1. FERPA Compliance (United States)
The Family Educational Rights and Privacy Act (FERPA) protects the privacy of student education records. When Consisto is utilized by a U.S. educational institution:
- We act as a "School Official" with a legitimate educational interest.
- We only process student data as directed by the educational institution (the Data Controller).
- We do not sell student data, nor do we use it for targeted advertising.
- We support schools in fulfilling parental and student rights regarding access and amendment of records.
2. Digital Personal Data Protection Act (DPDP) Compliance (India)
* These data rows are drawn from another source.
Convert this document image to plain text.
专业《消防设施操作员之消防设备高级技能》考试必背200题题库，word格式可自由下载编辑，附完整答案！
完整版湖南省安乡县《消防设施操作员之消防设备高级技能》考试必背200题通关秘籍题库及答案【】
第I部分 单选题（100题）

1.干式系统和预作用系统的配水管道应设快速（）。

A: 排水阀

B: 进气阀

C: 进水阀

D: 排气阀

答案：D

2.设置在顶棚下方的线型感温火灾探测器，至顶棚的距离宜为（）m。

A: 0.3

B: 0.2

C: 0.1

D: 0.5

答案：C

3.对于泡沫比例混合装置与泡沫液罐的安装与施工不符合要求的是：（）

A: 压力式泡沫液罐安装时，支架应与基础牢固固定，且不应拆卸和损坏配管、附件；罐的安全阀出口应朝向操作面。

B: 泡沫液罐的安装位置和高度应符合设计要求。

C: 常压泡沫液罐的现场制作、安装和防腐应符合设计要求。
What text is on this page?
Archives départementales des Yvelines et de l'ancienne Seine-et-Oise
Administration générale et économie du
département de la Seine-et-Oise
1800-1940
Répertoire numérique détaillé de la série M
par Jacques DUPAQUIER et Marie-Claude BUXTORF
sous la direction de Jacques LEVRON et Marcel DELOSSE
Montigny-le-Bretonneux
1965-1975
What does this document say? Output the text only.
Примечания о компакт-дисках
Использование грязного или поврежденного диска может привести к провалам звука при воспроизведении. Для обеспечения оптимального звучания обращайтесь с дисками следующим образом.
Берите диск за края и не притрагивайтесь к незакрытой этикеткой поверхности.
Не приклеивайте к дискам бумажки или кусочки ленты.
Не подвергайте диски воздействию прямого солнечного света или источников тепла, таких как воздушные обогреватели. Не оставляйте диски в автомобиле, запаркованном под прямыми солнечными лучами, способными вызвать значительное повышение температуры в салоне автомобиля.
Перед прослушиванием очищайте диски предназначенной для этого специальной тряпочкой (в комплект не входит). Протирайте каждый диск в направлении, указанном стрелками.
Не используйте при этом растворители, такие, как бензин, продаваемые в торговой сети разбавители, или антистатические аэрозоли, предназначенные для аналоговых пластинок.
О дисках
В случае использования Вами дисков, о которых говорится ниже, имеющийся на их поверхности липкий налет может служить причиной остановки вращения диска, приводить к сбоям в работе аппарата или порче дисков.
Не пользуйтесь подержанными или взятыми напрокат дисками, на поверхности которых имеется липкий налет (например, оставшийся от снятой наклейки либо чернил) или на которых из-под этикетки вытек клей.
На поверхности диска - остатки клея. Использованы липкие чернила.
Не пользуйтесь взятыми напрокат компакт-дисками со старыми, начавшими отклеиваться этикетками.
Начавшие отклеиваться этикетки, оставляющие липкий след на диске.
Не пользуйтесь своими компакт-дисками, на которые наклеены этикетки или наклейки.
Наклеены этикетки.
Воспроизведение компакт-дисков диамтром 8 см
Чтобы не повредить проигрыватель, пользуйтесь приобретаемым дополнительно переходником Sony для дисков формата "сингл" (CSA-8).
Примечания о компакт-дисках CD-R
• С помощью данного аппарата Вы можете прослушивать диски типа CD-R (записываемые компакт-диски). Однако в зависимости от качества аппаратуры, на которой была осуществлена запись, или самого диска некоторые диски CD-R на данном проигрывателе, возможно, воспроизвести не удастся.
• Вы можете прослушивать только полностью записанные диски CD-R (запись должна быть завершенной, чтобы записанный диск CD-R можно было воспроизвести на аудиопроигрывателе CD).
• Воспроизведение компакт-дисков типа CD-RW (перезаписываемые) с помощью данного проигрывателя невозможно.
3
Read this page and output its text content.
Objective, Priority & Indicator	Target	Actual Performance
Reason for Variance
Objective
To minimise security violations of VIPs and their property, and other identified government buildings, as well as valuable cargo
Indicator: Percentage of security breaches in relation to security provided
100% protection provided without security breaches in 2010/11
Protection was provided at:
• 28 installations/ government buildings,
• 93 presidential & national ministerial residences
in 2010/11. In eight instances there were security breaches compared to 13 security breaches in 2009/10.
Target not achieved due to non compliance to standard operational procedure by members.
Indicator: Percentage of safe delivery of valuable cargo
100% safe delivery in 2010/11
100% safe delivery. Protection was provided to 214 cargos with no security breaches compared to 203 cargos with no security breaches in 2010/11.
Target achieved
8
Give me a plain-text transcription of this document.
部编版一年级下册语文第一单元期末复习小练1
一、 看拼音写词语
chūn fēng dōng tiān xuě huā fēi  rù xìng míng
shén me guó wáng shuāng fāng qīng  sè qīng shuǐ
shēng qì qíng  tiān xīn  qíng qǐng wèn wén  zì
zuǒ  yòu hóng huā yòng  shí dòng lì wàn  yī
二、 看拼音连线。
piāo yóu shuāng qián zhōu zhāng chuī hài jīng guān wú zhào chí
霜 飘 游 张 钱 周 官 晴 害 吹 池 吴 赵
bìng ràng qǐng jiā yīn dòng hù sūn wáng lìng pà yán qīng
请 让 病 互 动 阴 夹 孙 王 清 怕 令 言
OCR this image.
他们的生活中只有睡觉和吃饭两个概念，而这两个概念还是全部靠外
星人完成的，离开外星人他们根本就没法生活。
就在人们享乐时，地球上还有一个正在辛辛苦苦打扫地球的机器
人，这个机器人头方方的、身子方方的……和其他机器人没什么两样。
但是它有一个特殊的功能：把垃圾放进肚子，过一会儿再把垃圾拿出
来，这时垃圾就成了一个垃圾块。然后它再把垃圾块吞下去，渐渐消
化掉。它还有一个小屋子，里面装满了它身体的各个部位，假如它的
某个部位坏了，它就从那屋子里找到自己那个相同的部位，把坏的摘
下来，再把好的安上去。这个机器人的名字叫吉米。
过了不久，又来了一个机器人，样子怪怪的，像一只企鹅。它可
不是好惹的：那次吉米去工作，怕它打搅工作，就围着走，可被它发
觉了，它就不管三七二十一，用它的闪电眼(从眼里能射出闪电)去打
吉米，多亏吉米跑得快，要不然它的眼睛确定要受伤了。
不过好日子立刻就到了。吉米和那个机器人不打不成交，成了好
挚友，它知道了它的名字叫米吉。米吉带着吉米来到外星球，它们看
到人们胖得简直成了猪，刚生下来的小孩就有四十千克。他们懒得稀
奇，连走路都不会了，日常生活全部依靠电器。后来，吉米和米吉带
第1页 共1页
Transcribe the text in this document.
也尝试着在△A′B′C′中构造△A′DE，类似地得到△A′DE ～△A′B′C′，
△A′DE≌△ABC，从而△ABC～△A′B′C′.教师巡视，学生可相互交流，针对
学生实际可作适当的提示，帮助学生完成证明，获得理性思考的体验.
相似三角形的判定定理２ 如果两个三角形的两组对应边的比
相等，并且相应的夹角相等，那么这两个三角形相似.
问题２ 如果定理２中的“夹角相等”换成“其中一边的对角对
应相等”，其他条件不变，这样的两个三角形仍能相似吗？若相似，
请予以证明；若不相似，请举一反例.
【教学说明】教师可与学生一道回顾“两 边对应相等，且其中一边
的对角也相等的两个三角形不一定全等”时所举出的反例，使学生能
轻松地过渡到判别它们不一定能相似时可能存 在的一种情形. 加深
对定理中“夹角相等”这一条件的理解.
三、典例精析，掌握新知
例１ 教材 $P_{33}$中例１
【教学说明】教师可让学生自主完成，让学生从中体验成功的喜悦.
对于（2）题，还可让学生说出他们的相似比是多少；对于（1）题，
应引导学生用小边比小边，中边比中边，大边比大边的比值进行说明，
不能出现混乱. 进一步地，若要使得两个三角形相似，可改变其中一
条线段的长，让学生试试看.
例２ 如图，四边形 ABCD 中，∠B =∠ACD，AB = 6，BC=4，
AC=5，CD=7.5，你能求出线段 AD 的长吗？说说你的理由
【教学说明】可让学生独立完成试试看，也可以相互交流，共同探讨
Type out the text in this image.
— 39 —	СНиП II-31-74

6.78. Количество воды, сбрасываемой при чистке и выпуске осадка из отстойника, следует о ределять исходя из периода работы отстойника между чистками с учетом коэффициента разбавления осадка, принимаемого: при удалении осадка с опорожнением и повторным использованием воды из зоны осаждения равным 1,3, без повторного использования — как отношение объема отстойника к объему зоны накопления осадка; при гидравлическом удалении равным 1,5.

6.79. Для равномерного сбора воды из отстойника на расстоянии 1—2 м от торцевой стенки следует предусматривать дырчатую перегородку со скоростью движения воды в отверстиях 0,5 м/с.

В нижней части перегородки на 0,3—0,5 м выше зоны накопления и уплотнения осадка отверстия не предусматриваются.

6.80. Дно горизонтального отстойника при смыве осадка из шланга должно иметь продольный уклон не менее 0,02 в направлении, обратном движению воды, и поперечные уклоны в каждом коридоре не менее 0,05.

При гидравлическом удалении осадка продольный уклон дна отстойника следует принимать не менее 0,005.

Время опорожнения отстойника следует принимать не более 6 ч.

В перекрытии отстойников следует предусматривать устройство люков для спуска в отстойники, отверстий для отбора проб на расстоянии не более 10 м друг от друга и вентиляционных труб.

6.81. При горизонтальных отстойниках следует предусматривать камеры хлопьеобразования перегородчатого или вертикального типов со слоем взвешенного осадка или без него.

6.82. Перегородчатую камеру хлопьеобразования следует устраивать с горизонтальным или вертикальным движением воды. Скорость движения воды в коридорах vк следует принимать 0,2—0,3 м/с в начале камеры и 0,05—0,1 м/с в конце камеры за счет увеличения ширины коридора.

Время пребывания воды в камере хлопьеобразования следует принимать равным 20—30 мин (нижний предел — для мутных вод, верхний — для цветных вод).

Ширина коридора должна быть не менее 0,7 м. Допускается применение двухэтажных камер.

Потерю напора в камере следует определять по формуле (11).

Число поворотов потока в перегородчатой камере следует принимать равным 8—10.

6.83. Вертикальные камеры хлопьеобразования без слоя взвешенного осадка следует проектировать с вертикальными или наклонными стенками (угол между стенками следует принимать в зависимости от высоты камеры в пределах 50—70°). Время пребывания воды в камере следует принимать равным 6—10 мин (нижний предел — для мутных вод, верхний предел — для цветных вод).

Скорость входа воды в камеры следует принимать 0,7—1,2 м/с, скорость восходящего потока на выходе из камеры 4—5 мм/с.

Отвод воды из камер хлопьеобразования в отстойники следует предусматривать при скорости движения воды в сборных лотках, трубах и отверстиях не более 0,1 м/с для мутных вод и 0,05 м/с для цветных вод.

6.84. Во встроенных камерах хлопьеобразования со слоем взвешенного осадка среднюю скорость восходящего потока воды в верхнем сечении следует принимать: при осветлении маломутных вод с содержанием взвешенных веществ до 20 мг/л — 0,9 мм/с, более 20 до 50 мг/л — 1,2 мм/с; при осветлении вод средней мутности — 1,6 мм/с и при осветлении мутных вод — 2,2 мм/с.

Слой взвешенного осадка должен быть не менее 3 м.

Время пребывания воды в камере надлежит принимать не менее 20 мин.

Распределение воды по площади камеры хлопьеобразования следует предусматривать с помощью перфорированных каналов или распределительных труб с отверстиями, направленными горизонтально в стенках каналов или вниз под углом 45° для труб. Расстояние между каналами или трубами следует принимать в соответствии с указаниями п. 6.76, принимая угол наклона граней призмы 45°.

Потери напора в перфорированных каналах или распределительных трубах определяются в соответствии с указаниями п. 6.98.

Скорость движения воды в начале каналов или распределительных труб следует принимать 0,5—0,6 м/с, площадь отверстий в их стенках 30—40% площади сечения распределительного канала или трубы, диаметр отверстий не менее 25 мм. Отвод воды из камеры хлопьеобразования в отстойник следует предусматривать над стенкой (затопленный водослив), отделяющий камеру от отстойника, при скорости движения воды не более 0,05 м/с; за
Under the DPDP Act of India, Consisto acts as a Data Fiduciary (when serving direct consumer users) or a Data Processor (when serving institutions). We adhere to the core principles of the DPDP:
- Notice & Consent: We collect data only with clear, affirmative consent.
- Purpose Limitation: Data is used strictly for providing the educational service.
- Data Minimization: We only collect what is strictly necessary.
- Right to Erasure: Users have a clear, unencumbered path to delete their data completely.
3. GDPR & CCPA Statement
For users in the European Economic Area (EEA) and California:
- We provide standard contractual clauses and a formal Data Processing Agreement (DPA) for institutional clients.
- We support all Data Subject Access Requests (DSARs), including the Right to be Forgotten and Data Portability.
- We do not sell your personal data as defined under the CCPA.
4. Age Restrictions
The Service is not intended for use by children under the age of 13 (or the applicable age of digital consent in your jurisdiction) without explicit, verified parental consent or authorization through an affiliated educational institution. If we become aware that we have collected personal data from a child under the age of digital consent without valid authorization, we will take steps to securely delete that information.